Здесь ему снова сделалось дурно, он начал заговариваться, но потом взял себя в руки и продолжал рассказ уже не так путано.
— Да, да, их хозяин не ошибся, когда уверял меня, что его неграм не понадобятся оковы. Они в продолжение всего плавания оставались на палубе, а не сидели в трюме, как принято на невольничьих судах, и с самого начала пользовались свободой передвижения.
Новый приступ дурноты, сопровождающийся бредом, и снова, придя в себя, он продолжал:
— Но в первую очередь, клянусь небом, я должен быть благодарен вот ему, Бабо, и не только за спасение моей собственной жизни, но и за умиротворение тех его неразумных братьев, которые в трудную минуту готовы были возроптать.
— Ах, хозяин, — вздохнул черный слуга, понурившись, — не говорите обо мне. О Бабо нечего говорить, он только выполняет свой долг.
— Верная душа! — воскликнул капитан Делано. — Дон Бенито, такому другу можно позавидовать — такому рабу, я должен бы сказать, но мой язык отказывается назвать его рабом.

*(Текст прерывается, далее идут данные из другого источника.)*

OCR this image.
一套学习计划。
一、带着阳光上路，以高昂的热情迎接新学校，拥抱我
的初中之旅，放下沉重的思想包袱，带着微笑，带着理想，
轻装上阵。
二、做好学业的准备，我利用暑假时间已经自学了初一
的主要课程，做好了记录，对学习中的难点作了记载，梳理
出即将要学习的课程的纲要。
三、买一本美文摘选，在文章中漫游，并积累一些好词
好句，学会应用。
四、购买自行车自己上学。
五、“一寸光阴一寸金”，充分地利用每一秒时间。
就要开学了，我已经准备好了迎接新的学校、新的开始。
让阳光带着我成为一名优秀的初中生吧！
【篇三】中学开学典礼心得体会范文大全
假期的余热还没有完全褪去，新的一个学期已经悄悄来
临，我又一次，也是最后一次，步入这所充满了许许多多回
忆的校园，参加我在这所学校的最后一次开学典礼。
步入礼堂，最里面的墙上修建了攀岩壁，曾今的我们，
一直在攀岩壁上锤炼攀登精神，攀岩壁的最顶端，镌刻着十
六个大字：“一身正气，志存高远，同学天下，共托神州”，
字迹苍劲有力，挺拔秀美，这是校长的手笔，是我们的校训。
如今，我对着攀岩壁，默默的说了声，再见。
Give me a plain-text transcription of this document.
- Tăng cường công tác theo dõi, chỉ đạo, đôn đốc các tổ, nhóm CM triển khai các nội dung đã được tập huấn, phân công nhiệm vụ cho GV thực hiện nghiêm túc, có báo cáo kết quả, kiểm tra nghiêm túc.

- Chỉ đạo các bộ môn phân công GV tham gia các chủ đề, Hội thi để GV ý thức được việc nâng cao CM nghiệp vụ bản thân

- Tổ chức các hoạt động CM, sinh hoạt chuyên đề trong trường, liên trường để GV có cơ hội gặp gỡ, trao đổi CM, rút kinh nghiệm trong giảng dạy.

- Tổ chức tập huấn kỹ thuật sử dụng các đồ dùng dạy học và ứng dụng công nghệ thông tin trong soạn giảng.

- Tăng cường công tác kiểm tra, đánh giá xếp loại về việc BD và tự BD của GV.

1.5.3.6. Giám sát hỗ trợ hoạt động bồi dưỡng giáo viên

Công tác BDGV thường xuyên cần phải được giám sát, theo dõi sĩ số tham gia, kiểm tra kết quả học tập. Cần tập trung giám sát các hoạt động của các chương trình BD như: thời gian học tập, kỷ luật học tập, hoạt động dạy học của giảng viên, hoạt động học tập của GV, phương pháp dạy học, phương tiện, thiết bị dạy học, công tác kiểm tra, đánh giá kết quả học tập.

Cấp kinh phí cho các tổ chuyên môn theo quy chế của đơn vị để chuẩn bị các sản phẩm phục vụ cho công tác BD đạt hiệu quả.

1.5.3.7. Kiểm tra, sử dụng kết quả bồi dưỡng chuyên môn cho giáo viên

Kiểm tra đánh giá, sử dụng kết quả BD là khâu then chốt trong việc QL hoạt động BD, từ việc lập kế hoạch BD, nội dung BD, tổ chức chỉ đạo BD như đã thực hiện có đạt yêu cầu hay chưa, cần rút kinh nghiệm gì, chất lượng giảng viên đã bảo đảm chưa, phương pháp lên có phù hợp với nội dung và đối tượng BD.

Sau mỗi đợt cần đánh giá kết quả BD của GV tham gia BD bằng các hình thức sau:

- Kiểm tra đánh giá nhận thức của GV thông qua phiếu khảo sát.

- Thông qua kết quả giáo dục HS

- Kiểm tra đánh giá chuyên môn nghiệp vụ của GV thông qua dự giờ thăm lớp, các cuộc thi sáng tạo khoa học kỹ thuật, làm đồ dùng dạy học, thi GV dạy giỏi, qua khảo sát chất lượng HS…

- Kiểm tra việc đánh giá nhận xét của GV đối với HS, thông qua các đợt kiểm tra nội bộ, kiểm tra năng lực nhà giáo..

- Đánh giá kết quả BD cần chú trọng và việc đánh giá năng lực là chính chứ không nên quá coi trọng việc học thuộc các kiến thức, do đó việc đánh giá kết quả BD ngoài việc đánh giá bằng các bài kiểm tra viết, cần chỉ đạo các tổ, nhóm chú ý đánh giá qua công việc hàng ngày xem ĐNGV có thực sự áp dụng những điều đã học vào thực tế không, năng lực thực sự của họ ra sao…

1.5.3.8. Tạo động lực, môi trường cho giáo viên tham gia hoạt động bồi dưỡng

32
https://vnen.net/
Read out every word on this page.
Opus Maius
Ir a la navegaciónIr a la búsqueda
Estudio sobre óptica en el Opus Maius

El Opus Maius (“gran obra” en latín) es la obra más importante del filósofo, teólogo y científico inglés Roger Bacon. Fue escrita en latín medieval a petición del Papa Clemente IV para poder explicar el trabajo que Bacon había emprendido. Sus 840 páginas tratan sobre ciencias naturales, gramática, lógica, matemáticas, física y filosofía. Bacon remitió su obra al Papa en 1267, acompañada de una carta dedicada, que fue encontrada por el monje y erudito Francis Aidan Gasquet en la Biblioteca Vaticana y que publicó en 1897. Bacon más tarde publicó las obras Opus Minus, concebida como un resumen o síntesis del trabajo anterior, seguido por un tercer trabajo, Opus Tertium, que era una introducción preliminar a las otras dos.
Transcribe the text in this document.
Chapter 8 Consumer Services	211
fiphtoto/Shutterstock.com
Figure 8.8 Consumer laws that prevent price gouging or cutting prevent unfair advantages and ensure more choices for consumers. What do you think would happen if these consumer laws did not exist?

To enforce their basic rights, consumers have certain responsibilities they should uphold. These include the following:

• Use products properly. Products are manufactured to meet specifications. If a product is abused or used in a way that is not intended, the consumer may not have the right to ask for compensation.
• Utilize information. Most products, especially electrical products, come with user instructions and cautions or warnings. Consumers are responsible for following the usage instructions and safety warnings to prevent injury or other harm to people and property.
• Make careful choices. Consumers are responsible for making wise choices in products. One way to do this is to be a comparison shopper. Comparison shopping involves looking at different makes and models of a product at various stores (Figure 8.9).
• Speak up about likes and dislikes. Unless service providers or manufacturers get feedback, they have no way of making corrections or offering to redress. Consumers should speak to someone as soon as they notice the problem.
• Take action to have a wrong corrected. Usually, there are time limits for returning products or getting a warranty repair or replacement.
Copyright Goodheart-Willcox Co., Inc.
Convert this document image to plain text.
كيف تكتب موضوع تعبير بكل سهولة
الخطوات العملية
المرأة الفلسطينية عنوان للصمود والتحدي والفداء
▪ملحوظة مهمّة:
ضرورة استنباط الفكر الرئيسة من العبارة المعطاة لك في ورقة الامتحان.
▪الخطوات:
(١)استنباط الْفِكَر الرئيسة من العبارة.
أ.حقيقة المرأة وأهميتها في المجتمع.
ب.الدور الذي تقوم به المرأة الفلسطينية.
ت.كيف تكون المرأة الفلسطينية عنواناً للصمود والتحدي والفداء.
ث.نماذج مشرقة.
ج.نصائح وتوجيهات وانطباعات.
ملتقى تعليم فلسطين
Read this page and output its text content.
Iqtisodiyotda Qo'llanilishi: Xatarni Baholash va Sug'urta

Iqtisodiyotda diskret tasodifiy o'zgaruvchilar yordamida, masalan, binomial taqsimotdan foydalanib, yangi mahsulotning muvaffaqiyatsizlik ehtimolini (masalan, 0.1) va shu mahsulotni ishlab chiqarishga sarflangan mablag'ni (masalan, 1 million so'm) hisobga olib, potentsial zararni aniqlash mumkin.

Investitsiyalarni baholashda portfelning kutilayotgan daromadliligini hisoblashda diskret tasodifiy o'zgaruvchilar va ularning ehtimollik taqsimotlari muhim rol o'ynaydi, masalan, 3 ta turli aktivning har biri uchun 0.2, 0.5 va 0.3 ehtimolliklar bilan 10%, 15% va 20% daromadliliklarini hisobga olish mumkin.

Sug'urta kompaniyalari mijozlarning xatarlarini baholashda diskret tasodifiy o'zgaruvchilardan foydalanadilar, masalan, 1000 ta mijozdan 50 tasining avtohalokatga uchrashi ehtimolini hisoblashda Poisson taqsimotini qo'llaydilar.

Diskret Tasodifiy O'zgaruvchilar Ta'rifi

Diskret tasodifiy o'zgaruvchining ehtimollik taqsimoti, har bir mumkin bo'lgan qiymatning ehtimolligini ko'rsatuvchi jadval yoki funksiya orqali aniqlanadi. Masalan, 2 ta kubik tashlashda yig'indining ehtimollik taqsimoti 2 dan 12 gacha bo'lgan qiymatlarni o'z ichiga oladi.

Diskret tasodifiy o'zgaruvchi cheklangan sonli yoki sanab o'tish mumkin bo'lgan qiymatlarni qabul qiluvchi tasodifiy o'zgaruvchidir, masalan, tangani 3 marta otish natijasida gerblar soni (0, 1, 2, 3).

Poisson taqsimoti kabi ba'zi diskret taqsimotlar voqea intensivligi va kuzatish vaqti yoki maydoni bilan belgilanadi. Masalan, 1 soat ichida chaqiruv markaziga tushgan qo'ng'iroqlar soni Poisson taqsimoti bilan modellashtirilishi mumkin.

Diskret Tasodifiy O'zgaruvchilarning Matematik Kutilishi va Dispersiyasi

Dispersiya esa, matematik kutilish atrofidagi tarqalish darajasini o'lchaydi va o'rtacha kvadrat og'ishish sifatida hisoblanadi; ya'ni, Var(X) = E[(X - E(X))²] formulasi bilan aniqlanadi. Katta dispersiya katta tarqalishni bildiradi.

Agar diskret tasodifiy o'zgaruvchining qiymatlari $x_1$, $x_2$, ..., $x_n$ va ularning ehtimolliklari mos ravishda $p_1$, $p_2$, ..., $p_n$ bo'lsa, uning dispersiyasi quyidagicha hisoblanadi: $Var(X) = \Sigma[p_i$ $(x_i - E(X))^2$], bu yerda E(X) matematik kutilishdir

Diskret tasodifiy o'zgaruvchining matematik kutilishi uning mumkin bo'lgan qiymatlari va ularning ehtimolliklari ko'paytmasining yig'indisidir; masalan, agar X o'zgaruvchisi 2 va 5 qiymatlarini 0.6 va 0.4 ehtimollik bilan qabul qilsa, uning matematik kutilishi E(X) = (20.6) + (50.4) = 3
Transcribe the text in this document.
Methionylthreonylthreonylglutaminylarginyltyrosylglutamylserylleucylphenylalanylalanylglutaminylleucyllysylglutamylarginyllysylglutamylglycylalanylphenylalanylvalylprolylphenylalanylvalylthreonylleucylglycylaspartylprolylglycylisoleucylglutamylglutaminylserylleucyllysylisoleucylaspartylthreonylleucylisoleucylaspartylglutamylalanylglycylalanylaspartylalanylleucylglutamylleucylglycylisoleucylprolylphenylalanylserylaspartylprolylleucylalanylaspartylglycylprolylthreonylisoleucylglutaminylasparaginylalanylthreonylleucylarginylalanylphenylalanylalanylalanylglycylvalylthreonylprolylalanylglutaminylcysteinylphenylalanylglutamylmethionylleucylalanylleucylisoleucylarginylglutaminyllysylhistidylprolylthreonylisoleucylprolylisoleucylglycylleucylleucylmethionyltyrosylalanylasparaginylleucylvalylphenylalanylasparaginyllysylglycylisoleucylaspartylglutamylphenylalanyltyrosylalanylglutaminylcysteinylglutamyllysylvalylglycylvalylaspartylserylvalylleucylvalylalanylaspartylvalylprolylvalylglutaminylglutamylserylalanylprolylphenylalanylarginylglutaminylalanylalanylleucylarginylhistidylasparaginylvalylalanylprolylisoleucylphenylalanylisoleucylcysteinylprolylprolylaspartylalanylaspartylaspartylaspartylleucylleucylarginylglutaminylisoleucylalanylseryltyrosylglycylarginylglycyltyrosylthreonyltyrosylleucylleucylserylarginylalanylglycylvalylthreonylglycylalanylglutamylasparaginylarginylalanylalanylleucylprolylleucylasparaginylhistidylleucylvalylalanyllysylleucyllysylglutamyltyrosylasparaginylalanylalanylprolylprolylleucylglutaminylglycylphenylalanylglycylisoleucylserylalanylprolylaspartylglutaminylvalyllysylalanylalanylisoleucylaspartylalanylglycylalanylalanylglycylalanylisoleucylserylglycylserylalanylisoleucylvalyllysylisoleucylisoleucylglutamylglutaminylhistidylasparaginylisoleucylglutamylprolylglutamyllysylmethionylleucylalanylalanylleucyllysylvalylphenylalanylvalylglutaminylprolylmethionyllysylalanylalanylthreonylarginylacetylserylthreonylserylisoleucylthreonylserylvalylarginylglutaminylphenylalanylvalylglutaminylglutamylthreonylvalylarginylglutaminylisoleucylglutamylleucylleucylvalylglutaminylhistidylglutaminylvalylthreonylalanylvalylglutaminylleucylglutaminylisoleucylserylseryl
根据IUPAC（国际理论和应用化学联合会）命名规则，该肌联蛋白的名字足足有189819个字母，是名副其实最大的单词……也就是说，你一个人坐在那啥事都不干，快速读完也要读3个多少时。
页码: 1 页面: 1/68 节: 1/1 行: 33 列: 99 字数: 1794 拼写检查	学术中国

И действительно, хозяин и слуга стояли перед ним в обнимку, черный поддерживал белого, и капитан Делано не мог не восхититься этой картиной воплощенной преданности, с одной стороны, и полного доверия — с другой. Впечатление еще усиливала разница в одежде, подчеркивающая положение того и другого. На испанце был просторный чилийский кафтан черного бархата, белые короткие панталоны и чулки, серебряные пряжки под коленом и на башмаке; на голове — высокое сомбреро из тонкой соломки; у пояса на перевязи — узкая шпага с серебряной рукоятью, и по сей день неизменная деталь костюма южноамериканских джентльменов, предназначенная более для пользы, чем для украшения. Во всем его облике сохранялась, за исключением тех минут, когда его схватывали нервные судороги, определенная строгая торжественность, никак не вязавшаяся с беспорядком, царившим вокруг, и прежде всего на баке, в этом грязном, захламленном гетто, населенном чернокожими.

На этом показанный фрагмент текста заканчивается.